Cholula

Cholula ist eine Kleinstadt, ca. 15km westlich von Puebla. Mit der Píramide Tepanapa gibt es hier die größte jemals von Menschenhand errichtete Pyramide zu sehen. Nun zu sehen ist relativ, da die Pyramide komplett überwuchert ist und die Spanier auf ihrer Spitze – ausnahmsweise wohl eher unbeabsichtigt – eine Kirche, die Iglesia de Nuestra Señora de los Remedios errichtet haben. Wer mag, kann einige der engen Tunnel der Pyramide besichtigen.

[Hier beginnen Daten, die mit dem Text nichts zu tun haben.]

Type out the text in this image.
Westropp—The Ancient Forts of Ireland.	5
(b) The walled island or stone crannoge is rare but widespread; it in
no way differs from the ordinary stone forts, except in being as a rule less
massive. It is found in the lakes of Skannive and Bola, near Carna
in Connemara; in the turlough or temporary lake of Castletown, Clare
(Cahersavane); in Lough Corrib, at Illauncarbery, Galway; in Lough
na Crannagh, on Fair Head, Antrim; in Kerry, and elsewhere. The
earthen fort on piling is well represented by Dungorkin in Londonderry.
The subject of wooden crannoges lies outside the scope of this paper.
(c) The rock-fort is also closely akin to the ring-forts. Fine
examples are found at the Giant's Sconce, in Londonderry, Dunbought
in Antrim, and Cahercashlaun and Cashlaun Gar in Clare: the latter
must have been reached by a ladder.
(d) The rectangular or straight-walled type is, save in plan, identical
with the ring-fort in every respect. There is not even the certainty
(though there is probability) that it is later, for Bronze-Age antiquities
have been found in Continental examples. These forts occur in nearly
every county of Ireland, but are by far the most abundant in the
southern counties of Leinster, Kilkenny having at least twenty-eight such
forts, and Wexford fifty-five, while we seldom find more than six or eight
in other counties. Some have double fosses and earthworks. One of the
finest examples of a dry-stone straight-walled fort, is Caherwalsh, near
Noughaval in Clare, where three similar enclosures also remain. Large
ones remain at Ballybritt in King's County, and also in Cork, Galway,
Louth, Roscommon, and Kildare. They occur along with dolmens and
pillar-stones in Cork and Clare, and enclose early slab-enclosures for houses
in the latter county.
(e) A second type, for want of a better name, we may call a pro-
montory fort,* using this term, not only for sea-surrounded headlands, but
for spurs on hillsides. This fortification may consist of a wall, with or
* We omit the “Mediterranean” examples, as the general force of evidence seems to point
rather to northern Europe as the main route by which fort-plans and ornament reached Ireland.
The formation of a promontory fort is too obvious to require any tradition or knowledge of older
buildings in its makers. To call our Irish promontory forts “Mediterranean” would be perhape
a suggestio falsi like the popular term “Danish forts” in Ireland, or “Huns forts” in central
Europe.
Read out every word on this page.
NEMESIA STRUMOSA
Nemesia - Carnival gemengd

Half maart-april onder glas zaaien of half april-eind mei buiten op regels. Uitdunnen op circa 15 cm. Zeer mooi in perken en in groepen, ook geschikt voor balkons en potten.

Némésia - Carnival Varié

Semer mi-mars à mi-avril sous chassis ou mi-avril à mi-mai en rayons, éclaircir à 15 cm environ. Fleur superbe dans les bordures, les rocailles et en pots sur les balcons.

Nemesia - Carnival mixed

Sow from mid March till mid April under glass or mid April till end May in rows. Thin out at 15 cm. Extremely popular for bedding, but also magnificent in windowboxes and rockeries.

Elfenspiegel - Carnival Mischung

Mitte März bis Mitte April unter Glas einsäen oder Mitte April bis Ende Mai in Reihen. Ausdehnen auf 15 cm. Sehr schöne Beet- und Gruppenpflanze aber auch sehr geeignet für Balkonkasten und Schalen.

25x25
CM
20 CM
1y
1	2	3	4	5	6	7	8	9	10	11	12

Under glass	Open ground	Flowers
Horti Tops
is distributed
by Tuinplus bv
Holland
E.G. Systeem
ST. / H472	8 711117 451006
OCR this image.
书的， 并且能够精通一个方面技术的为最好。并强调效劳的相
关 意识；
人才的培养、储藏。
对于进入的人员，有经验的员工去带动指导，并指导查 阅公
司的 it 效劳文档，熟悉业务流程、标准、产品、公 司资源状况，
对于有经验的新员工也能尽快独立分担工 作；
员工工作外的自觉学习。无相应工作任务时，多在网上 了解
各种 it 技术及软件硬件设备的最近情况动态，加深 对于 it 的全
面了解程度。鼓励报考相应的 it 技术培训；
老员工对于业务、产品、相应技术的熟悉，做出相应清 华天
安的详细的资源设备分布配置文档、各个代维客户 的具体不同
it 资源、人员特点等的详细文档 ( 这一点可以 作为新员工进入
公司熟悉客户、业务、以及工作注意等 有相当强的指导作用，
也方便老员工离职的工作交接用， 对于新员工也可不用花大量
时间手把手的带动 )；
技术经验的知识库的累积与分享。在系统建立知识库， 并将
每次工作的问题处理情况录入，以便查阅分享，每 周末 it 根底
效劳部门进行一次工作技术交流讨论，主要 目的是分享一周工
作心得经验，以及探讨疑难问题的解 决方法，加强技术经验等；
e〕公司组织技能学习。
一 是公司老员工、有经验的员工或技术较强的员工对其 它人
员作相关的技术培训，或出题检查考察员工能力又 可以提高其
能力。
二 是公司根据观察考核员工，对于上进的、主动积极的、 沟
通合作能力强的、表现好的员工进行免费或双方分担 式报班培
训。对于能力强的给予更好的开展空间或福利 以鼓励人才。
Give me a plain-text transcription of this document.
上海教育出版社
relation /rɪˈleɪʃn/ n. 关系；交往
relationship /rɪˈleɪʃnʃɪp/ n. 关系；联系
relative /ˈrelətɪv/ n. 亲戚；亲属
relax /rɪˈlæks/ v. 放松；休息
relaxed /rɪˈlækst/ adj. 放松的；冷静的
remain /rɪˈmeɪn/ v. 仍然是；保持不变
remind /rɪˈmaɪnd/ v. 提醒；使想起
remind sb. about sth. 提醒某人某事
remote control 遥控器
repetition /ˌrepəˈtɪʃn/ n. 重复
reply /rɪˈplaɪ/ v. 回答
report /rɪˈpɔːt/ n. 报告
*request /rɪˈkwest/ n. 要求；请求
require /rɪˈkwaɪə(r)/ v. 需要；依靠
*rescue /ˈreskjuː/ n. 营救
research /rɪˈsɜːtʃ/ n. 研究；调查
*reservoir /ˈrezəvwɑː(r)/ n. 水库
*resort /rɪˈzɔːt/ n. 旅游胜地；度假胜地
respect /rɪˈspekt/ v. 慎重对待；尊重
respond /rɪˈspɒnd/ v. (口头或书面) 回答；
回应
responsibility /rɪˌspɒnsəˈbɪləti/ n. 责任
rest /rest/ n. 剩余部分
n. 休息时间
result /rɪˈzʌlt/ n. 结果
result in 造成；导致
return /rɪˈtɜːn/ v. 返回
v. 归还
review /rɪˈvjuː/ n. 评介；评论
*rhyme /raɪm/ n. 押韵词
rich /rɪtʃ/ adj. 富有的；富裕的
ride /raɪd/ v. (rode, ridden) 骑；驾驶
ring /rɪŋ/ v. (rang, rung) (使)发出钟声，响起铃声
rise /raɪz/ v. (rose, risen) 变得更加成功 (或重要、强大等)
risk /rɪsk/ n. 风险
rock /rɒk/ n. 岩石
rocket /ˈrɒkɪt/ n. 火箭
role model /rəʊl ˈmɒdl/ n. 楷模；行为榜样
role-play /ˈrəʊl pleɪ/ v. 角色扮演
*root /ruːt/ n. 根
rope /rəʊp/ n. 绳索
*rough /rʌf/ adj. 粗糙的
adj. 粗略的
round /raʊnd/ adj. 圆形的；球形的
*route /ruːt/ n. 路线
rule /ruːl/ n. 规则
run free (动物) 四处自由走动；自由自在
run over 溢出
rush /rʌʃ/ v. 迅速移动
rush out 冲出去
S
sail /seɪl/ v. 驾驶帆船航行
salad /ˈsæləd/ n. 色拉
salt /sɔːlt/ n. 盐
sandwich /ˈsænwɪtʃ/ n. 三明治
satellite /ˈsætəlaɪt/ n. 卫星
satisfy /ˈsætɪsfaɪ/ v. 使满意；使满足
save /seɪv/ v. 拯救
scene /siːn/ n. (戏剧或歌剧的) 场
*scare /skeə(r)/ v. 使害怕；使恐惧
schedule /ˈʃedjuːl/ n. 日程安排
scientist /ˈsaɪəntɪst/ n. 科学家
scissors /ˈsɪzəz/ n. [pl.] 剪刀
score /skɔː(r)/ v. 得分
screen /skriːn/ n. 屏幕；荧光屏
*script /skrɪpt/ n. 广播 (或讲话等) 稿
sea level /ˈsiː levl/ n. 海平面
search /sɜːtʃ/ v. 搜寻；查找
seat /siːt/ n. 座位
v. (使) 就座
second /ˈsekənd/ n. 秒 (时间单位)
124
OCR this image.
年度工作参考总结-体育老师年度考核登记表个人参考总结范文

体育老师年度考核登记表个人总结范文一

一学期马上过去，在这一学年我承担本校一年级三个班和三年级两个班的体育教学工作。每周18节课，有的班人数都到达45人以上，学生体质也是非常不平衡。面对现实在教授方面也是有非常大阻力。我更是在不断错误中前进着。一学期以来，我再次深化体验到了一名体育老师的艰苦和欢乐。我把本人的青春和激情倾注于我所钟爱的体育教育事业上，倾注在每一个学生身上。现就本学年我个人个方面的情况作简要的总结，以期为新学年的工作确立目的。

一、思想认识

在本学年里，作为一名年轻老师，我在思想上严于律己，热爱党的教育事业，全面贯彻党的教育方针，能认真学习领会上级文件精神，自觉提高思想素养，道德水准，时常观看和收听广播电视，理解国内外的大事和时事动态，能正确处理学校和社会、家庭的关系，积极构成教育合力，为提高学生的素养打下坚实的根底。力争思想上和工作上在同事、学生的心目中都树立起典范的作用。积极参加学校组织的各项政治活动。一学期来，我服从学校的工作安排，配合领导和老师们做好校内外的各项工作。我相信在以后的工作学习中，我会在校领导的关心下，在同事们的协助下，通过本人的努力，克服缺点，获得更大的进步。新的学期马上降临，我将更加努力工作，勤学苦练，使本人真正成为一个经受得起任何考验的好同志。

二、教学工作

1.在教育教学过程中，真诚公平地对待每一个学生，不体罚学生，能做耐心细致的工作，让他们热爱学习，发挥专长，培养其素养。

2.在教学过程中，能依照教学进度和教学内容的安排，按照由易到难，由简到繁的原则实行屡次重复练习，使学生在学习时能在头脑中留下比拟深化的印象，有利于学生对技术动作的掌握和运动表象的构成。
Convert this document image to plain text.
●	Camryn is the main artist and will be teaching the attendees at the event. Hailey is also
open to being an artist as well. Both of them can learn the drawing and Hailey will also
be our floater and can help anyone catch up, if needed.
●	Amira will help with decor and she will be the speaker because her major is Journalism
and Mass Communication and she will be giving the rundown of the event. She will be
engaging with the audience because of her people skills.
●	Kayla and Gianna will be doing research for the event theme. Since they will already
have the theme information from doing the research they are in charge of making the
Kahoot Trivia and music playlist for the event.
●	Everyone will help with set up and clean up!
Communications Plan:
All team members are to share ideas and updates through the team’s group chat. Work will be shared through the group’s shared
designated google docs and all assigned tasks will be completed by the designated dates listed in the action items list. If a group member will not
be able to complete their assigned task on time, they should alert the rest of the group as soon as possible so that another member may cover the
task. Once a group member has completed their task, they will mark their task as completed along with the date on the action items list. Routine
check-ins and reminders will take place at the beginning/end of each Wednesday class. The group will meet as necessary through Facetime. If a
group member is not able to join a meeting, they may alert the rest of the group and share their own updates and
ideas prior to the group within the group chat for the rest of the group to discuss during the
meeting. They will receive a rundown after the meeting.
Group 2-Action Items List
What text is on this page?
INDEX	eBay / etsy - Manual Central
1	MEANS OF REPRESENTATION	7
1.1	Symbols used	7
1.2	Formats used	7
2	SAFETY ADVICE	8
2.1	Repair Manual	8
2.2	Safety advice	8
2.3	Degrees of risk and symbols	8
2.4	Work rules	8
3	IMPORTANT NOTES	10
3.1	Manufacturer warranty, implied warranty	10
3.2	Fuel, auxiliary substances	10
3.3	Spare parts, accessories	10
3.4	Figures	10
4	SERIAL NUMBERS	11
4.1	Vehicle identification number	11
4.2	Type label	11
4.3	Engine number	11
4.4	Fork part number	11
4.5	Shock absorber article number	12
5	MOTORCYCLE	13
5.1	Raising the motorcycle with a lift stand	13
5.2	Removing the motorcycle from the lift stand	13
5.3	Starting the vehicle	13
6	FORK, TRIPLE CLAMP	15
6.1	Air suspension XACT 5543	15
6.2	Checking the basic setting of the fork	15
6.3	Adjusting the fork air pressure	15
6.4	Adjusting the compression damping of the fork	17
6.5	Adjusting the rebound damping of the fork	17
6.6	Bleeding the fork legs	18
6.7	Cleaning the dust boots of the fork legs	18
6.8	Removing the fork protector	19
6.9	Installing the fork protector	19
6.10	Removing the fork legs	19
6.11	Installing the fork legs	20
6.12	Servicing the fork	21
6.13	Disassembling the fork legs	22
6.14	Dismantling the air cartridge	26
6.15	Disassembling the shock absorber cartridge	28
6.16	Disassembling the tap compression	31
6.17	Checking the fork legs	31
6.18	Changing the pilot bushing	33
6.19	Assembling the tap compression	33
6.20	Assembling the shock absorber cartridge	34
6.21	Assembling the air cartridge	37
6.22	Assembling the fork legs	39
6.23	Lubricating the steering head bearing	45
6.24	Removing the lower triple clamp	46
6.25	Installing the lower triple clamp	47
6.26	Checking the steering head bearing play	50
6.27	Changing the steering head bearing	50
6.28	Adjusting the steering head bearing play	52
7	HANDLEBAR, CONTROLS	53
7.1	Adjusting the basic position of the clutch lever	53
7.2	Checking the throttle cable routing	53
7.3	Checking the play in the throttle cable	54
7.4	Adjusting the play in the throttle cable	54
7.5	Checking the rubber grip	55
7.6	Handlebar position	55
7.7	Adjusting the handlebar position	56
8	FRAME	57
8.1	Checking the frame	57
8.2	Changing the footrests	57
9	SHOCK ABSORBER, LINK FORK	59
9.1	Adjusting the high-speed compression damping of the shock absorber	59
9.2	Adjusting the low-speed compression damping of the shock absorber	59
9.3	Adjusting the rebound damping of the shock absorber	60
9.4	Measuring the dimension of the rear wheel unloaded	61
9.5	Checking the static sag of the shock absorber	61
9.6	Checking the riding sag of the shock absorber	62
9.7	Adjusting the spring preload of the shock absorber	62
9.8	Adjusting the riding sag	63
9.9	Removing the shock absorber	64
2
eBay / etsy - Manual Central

Am riesigen Zócalo von Cholula gibt es dann noch die Parroquia de San Pedro und das Ex-Convento de San Gabriel zu sehen.

Chichén Itzá

Chichén Itzá ist eine der bedeutendsten und am besten restaurierten Ruinenstätten der Maya auf Yucatán. Direkt hinter dem Eingang wird auch schon der Blick freigegeben auf die Pyramide des Kukulcán oder besser bekannt unter dem Namen El Castillo. Die Pyramide ist quasi ein Stein gewordener Maya-Kalender. Der Gran Juego de Pelota, der große Ballspielplatz, beeindruckt mit seiner schieren Dimension. Hinter El Castillo erstreckt sich die Grupo de las Mil Columnas, deren Name von den zahlreichen Säulen her rührt. Eines der wichtigsten Gebäude Chichén Itzás ist das Observatorium El Caracol. Von hier aus bestimmten Priester Termine für Rituale, Feste, Aussaaten und Ernte.

Ein Spaziergang über die Ausgrabungsstätte, die seit 1988 auch zum UNESCO-Weltkulturerbe zählt, zeigt die beeindruckenden Kenntnisse der Maya über Astronomie, Bauhandwerk, Akustik und vieles mehr. Umso rätselhafter ist der Untergang dieser Kultur.

Cobá

42km landeinwärts von Tulúm befindet sich Cobá. Das weitläufige Areal im Urwald lässt sich am besten mit einem Fahrrad erkunden, welches man sich kurz hinter dem Eingang mieten kann. In der Nähe des Eingangs befindet sich die Grupo Cobá mit dem Templo de las Iglesias. Selbstverständlich gibt es auch in Cobá wieder einen Ballspielplatz – Juego de Pelota – zu sehen. Highlight ist aber zweifelsohne Nohoch Mul. Die 42 Meter hohe Pyramide ist der höchste Mayabau der Halbinsel Yucatán und von ihrer Spitze hat man einen spektakulären Blick über den umliegenden Urwald. Eine kleine Besonderheit in Cobá sind die sogenannten sacbés, erhöhte, gemauerte Wege die teilweise über 100km weit reichen.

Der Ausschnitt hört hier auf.